Александр настолько оторопел, что не нашелся с ответом. С чего это сотрудница станции вдруг интересовалась подобными вещами? Впрочем, самоубийства, когда люди бросаются под поезд с платформы, не такая уж редкость, так что работники станции должны быть готовы к любым непредвиденным ситуациям.

– Он расчленил тело и потихоньку вывез его на окраины, действуя очень умело и хладнокровно, – продолжала Рин. – Его преступление так бы никогда и не раскрыли, если бы он не оставил голову.

– Голову?

– Да, он хранил ее в холодильнике, но со временем голова все равно начала портиться и издавать неприятный запах. Этот мужчина несколько месяцев назад лишился работы и стал задерживать оплату квартиры. Когда управляющий дома пришел к нему, чтобы уведомить о просроченной оплате, он почувствовал странный запах и вызвал полицию.

– Но, Осогами-сан…

– Что?

– Почему этот мужчина хранил голову своей жены в холодильнике, если он так предусмотрительно избавился от тела?

Она пожала плечами:

– Тебе известно выражение «куби-кири»?[98]

– Вы имеете в виду увольнение с работы?

– Верно, в Японии «увольнение с работы» в просторечии называют «обезглавливанием». Хотя, честно говоря, слово «кайсёку» разве что в официальных документах встретишь. Для нас, японцев, «обезглавливание» кажется гораздо более подходящим. Человек, лишившийся работы, оказывается в затруднительном положении. Этот мужчина утверждал, что жена совсем не поддерживала его, – наоборот, постоянно попрекала и изводила придирками. Из-за этого он впал в депрессию и потерял место. Поэтому он и отрезал ей голову. А хранил он ее для того, чтобы каждый день видеть свидетельство своей справедливой мести.

– Ничего себе…

– Люди, совершающие преступления под действием эмоций, всегда так или иначе себя выдают.

– Но убийца-демон из Итабаси совершает свои преступления не под действием эмоций, верно?

Они уже почти вышли из проулка, но Рин резко остановилась и повернулась к Александру, сверля его немигающим взглядом.

– С чего это ты вдруг про него вспомнил?

– Да так, просто… про него же все сейчас говорят. Можно сказать, он настоящая знаменитость. Но при этом его не могут найти – в отличие от того безработного, о котором знал только управляющий его кондоминимума.

– Да, пожалуй… – Она прикрыла глаза в знак согласия. – Для убийцы-демона из Итабаси эмоции не имеют никакого значения. У него совершенно другие мотивы.

– Так, значит, вы тоже об этом думали?

– О чем это ты?

– Сегодня я говорил с одним полицейским…

– Ты говорил с полицейским?

– Да. Он сказал, что у этого человека могут быть мотивы, которые находятся за пределами нашего понимания.

– Вот оно что.

Ему показалось, что в выражении лица его спутницы промелькнула заинтересованность.

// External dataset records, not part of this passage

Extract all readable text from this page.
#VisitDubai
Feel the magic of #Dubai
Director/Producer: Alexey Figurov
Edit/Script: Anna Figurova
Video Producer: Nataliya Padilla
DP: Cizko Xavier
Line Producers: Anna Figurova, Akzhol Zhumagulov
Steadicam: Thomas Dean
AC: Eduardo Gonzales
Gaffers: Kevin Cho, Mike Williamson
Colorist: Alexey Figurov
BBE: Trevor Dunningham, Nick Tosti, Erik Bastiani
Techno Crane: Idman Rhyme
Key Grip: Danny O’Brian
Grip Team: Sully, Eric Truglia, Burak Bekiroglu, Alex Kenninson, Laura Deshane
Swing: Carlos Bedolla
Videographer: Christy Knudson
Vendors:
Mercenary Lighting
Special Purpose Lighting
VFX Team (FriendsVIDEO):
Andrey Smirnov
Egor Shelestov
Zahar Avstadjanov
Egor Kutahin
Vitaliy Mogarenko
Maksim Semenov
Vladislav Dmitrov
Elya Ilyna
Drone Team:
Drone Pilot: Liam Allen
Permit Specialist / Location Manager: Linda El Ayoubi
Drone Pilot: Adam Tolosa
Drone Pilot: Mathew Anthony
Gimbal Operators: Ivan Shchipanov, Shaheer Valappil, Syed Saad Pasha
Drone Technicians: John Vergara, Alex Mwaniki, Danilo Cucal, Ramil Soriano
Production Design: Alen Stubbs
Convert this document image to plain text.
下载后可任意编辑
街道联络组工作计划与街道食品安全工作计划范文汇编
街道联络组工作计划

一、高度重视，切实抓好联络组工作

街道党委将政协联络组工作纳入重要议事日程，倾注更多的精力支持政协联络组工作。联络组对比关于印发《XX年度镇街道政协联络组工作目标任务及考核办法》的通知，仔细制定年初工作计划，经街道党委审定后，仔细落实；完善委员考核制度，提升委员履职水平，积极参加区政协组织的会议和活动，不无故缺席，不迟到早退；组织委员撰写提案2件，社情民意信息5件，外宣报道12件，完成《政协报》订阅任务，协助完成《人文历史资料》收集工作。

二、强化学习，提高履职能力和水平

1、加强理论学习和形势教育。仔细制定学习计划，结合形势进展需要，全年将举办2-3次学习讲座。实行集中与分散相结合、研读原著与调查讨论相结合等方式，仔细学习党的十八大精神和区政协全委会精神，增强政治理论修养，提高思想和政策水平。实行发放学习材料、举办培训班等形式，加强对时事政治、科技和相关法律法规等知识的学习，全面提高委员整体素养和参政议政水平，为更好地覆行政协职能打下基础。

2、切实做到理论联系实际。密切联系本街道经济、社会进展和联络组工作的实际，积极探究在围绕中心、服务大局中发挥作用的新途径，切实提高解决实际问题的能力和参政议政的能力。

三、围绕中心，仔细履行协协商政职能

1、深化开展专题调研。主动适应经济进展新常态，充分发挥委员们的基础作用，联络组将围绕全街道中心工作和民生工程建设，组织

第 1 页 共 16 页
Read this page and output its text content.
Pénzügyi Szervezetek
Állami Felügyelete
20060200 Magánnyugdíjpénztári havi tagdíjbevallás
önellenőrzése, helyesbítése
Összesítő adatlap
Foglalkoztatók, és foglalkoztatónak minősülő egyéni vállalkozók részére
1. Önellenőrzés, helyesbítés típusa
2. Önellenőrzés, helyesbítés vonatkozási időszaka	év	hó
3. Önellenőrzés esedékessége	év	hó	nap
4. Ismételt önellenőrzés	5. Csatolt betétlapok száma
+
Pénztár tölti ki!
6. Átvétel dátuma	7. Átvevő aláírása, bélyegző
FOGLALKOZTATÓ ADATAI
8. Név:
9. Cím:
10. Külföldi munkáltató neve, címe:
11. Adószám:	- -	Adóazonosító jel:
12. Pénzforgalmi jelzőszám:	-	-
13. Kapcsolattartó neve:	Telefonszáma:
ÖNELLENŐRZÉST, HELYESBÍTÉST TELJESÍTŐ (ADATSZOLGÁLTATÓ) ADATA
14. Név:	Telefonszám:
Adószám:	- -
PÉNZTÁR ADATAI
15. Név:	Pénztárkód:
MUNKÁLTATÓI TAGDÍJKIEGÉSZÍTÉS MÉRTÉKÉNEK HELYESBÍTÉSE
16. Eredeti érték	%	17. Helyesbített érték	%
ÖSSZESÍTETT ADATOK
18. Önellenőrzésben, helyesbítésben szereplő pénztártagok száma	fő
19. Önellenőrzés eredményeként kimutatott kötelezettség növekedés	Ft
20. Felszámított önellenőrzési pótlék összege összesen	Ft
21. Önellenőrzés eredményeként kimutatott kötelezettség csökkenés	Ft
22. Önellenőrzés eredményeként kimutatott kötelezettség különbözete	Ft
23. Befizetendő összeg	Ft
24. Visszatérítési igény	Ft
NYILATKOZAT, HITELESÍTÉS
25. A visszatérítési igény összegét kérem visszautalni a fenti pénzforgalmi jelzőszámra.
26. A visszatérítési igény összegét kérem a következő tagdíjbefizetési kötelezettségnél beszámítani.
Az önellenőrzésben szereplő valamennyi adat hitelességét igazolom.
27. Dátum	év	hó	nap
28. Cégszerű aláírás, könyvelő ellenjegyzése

– Так ты приехал в Японию из-за него?

– Из-за… него?

– Из-за убийцы-демона из Итабаси?

Рин стояла неподвижно, но Александр непроизвольно сделал небольшой шаг назад. Колючий ночной холод проникал под пальто, и он чувствовал, как у него начинают замерзать пальцы правой руки, сжимавшие ручку портфеля для бумаг. Хотелось бы побыстрее оказаться в теплом помещении и заказать себе какой-нибудь согревающий коктейль.

– Я ведь угадала?

Ему вдруг вспомнилось, как призрачная птица, сидевшая в ветвях криптомерии, спрашивала его: «Тебе не страшно, гайдзин? Уходи отсюда… тебе здесь не место». В угловатой фигуре и отрывистых движениях Рин действительно было что-то птичье.

– У меня есть на это свои причины, Осогами-сан.

– Думаешь, без тебя японская полиция не справится?